Réu confesso pelas mortes de Thays Machado e Willian César Moreno será julgado nesta sexta-feira (31), em Cuiabá; decisão também garante uso de equipamentos para apresentação da defesa
A juíza Mônica Catarina Perri Siqueira autorizou que o empresário Carlos Alberto Gomes Bezerra, conhecido como Carlinhos Bezerra, participe da sessão do Tribunal do Júri, marcada para esta sexta-feira (31), em Cuiabá, sem o uso de algemas e sem uniforme prisional.
A decisão atende a um pedido apresentado pelo advogado Elson Marcelino da Silva Junior, que argumentou ser necessário preservar as garantias processuais do réu e evitar que sua aparência durante o julgamento influencie os jurados.
Na decisão, a magistrada ressaltou que a autorização poderá ser revista caso a equipe responsável pela escolta considere necessária a adoção de medidas de contenção por questões de segurança.
Carlinhos Bezerra é réu confesso pelos assassinatos da ex-companheira, Thays Machado, de 44 anos, e do namorado dela, Willian César Moreno, de 30 anos. O casal foi morto a tiros em janeiro de 2023, em Cuiabá.
Além de autorizar que o réu participe do julgamento sem algemas e sem uniforme prisional, a juíza permitiu que a defesa utilize equipamentos para exibição de vídeos, documentos e demais peças processuais já anexadas aos autos, além de acesso à internet durante a sustentação oral.
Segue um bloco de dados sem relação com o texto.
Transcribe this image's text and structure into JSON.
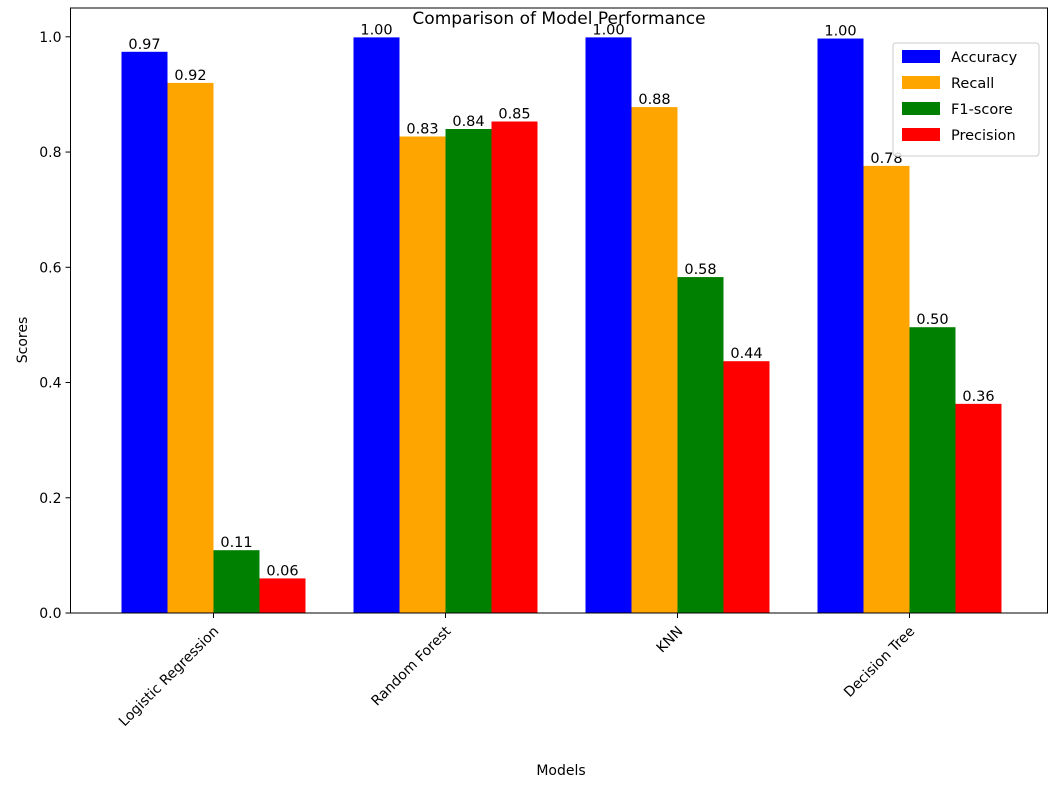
{
  "chart_data": {
    "type": "bar",
    "title": "Comparison of Model Performance",
    "xlabel": "Models",
    "ylabel": "Scores",
    "categories": [
      "Logistic Regression",
      "Random Forest",
      "KNN",
      "Decision Tree"
    ],
    "series": [
      {
        "name": "Accuracy",
        "color": "#0000ff",
        "values": [
          0.974,
          0.999,
          0.999,
          0.997
        ],
        "labels": [
          "0.97",
          "1.00",
          "1.00",
          "1.00"
        ]
      },
      {
        "name": "Recall",
        "color": "#ffa500",
        "values": [
          0.92,
          0.827,
          0.878,
          0.776
        ],
        "labels": [
          "0.92",
          "0.83",
          "0.88",
          "0.78"
        ]
      },
      {
        "name": "F1-score",
        "color": "#008000",
        "values": [
          0.109,
          0.84,
          0.583,
          0.496
        ],
        "labels": [
          "0.11",
          "0.84",
          "0.58",
          "0.50"
        ]
      },
      {
        "name": "Precision",
        "color": "#ff0000",
        "values": [
          0.06,
          0.853,
          0.437,
          0.363
        ],
        "labels": [
          "0.06",
          "0.85",
          "0.44",
          "0.36"
        ]
      }
    ],
    "ylim": [
      0,
      1.05
    ],
    "yticks": [
      "0.0",
      "0.2",
      "0.4",
      "0.6",
      "0.8",
      "1.0"
    ],
    "ytick_values": [
      0.0,
      0.2,
      0.4,
      0.6,
      0.8,
      1.0
    ],
    "xtick_rotation_deg": 45,
    "legend_position": "top-right",
    "grid": false
  }
}
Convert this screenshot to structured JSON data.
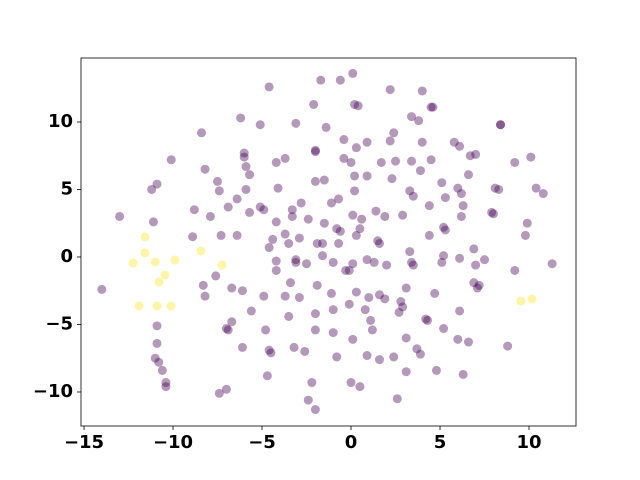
{
  "chart_data": {
    "type": "scatter",
    "xlim": [
      -15.17,
      12.64
    ],
    "ylim": [
      -12.52,
      14.74
    ],
    "xticks": [
      {
        "value": -15,
        "label": "−15"
      },
      {
        "value": -10,
        "label": "−10"
      },
      {
        "value": -5,
        "label": "−5"
      },
      0,
      5,
      10
    ],
    "yticks": [
      {
        "value": -10,
        "label": "−10"
      },
      {
        "value": -5,
        "label": "−5"
      },
      0,
      5,
      10
    ],
    "alpha": 0.4,
    "series": [
      {
        "color": "#440154",
        "x": [
          -14.0,
          -13.0,
          -11.2,
          -10.9,
          -10.1,
          -11.1,
          -8.9,
          -8.8,
          -8.4,
          -8.2,
          -8.3,
          -8.2,
          -7.9,
          -7.5,
          -7.4,
          -7.6,
          -7.3,
          -6.9,
          -6.7,
          -7.0,
          -6.9,
          -6.7,
          -7.0,
          -7.4,
          -10.9,
          -10.9,
          -11.0,
          -10.8,
          -10.6,
          -10.4,
          -10.4,
          -6.2,
          -6.0,
          -6.0,
          -5.9,
          -6.4,
          -6.4,
          -5.9,
          -6.1,
          -6.1,
          -5.6,
          -5.7,
          -5.7,
          -5.1,
          -5.1,
          -4.9,
          -4.9,
          -4.8,
          -4.7,
          -4.6,
          -4.5,
          -4.6,
          -4.2,
          -4.1,
          -4.2,
          -4.4,
          -4.6,
          -4.2,
          -4.2,
          -3.7,
          -3.7,
          -3.5,
          -3.7,
          -3.4,
          -3.3,
          -3.3,
          -3.5,
          -3.1,
          -2.9,
          -3.1,
          -3.1,
          -3.2,
          -2.8,
          -2.9,
          -2.5,
          -2.4,
          -2.0,
          -2.2,
          -2.4,
          -2.6,
          -2.0,
          -2.0,
          -2.0,
          -1.9,
          -1.9,
          -2.0,
          -2.0,
          -2.1,
          -1.7,
          -1.5,
          -1.5,
          -1.6,
          -1.6,
          -1.4,
          -1.1,
          -1.0,
          -1.1,
          -1.0,
          -1.0,
          -0.8,
          -0.7,
          -0.8,
          -0.6,
          -0.4,
          -0.4,
          -0.3,
          -0.1,
          -0.1,
          0.1,
          0.2,
          0.4,
          0.3,
          0.0,
          0.2,
          0.2,
          0.1,
          0.5,
          0.3,
          0.1,
          0.1,
          0.0,
          0.5,
          0.3,
          0.6,
          0.9,
          0.9,
          0.9,
          1.0,
          0.9,
          0.8,
          1.1,
          1.2,
          1.4,
          1.3,
          1.5,
          1.6,
          1.6,
          1.7,
          1.9,
          2.0,
          1.6,
          1.9,
          2.2,
          2.4,
          2.2,
          2.3,
          2.5,
          2.4,
          2.6,
          2.8,
          2.7,
          2.9,
          2.9,
          3.1,
          3.1,
          3.1,
          3.3,
          3.4,
          3.5,
          3.4,
          3.3,
          3.5,
          3.4,
          3.8,
          3.7,
          3.9,
          3.9,
          4.0,
          4.0,
          4.2,
          4.3,
          4.4,
          4.4,
          4.5,
          4.5,
          4.6,
          4.8,
          4.7,
          5.2,
          5.2,
          5.2,
          5.3,
          5.1,
          5.3,
          5.1,
          5.8,
          6.0,
          6.1,
          6.0,
          6.2,
          6.1,
          6.2,
          6.3,
          6.3,
          6.1,
          6.6,
          6.6,
          6.7,
          7.0,
          7.0,
          6.9,
          6.9,
          7.1,
          7.2,
          7.5,
          8.0,
          7.9,
          8.1,
          8.3,
          8.4,
          8.4,
          8.8,
          9.2,
          9.2,
          9.8,
          9.9,
          10.1,
          10.4,
          10.8,
          11.3,
          -0.7,
          -0.6
        ],
        "y": [
          -2.4,
          3.0,
          5.0,
          5.4,
          7.2,
          2.6,
          1.5,
          3.5,
          9.2,
          6.5,
          -2.1,
          -2.9,
          3.0,
          5.6,
          4.9,
          -1.4,
          1.6,
          3.7,
          -2.3,
          -5.3,
          -5.4,
          -4.8,
          -9.8,
          -10.1,
          -5.1,
          -6.4,
          -7.5,
          -7.8,
          -8.4,
          -9.3,
          -9.6,
          10.3,
          7.7,
          7.4,
          6.7,
          4.3,
          1.6,
          5.0,
          -2.5,
          -6.7,
          -4.0,
          6.1,
          3.3,
          9.8,
          3.7,
          3.5,
          -2.9,
          -5.4,
          -8.8,
          -6.9,
          -7.1,
          12.6,
          7.0,
          5.1,
          2.6,
          1.3,
          0.7,
          -0.3,
          -1.0,
          7.3,
          1.7,
          1.0,
          -2.9,
          -1.9,
          3.5,
          3.0,
          -4.4,
          9.9,
          1.4,
          -0.4,
          -0.2,
          -6.7,
          4.0,
          -3.0,
          -0.5,
          -10.6,
          -11.3,
          -9.3,
          2.8,
          -7.0,
          7.9,
          7.8,
          5.6,
          1.0,
          -2.1,
          -4.2,
          -5.4,
          11.3,
          13.1,
          2.5,
          5.7,
          0.1,
          1.0,
          9.6,
          4.0,
          -0.4,
          -2.7,
          -3.9,
          -5.6,
          -7.4,
          1.0,
          2.1,
          13.1,
          8.7,
          7.3,
          -1.0,
          -1.0,
          -3.5,
          13.6,
          11.3,
          11.2,
          8.1,
          7.0,
          6.0,
          4.9,
          3.1,
          2.1,
          1.6,
          -0.5,
          -6.1,
          -9.3,
          -9.6,
          -2.6,
          2.8,
          8.5,
          6.0,
          -0.2,
          -3.0,
          -7.3,
          -3.9,
          -4.7,
          -5.4,
          3.4,
          -0.4,
          1.2,
          -7.6,
          1.0,
          7.0,
          3.0,
          -0.6,
          -2.8,
          -3.1,
          12.4,
          9.2,
          8.6,
          5.8,
          7.1,
          -7.4,
          -10.5,
          -3.3,
          -4.1,
          -3.7,
          3.1,
          -8.5,
          -6.0,
          -2.3,
          0.4,
          -0.4,
          -0.6,
          10.4,
          4.9,
          4.5,
          7.1,
          10.1,
          -6.8,
          -7.2,
          6.4,
          12.3,
          8.5,
          -4.6,
          -4.7,
          1.6,
          3.8,
          11.1,
          7.2,
          11.1,
          -8.4,
          -2.7,
          2.2,
          -5.3,
          0.1,
          2.0,
          -0.4,
          4.4,
          5.5,
          8.5,
          -6.1,
          -4.0,
          5.1,
          3.0,
          8.2,
          4.7,
          3.8,
          -8.7,
          -0.1,
          -6.3,
          6.1,
          7.5,
          7.6,
          -0.6,
          -1.9,
          0.6,
          -2.3,
          -2.1,
          -0.2,
          3.2,
          3.3,
          5.1,
          5.0,
          9.8,
          9.8,
          -6.6,
          7.0,
          -1.0,
          1.6,
          2.5,
          7.4,
          5.1,
          4.7,
          -0.5,
          4.3,
          1.9
        ]
      },
      {
        "color": "#fde725",
        "x": [
          -11.57,
          -11.57,
          -12.25,
          -11.0,
          -9.89,
          -10.45,
          -10.79,
          -11.91,
          -10.9,
          -10.11,
          -8.43,
          -7.25,
          9.55,
          10.17
        ],
        "y": [
          1.48,
          0.3,
          -0.44,
          -0.37,
          -0.22,
          -1.33,
          -1.85,
          -3.63,
          -3.63,
          -3.63,
          0.44,
          -0.59,
          -3.26,
          -3.11
        ]
      }
    ]
  }
}
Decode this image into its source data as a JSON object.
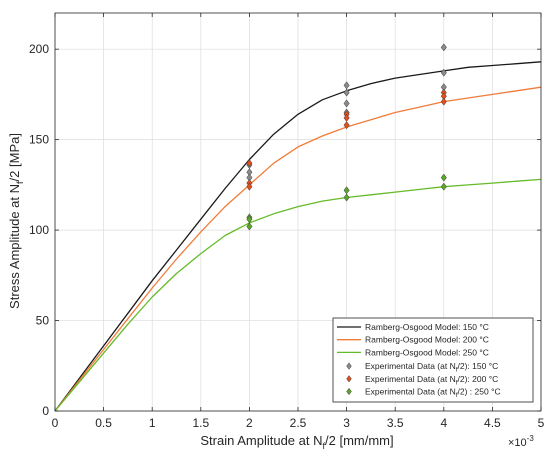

Na decisão, a magistrada reforçou que somente poderão ser exibidos em plenário documentos e mídias previamente juntados ao processo, conforme determina o artigo 479 do Código de Processo Penal, sendo proibida a apresentação de provas não comunicadas previamente à parte contrária.
No mesmo despacho, Mônica Perri determinou que a unidade prisional onde Carlinhos Bezerra está custodiado, em Várzea Grande, mantenha o acompanhamento e o tratamento médico necessários, devendo comunicar imediatamente ao Juízo caso haja qualquer impedimento para a assistência adequada.
A decisão também registra que o réu recusou, em ocasiões anteriores, o uso de insulina prescrita pela equipe médica, além de não aceitar uma saída para consulta ortopédica e realização de exame de imagem. O documento ainda informa que procedimentos cirúrgicos autorizados, como uma cirurgia de catarata e outra para retirada de varizes, não chegaram a ser realizados.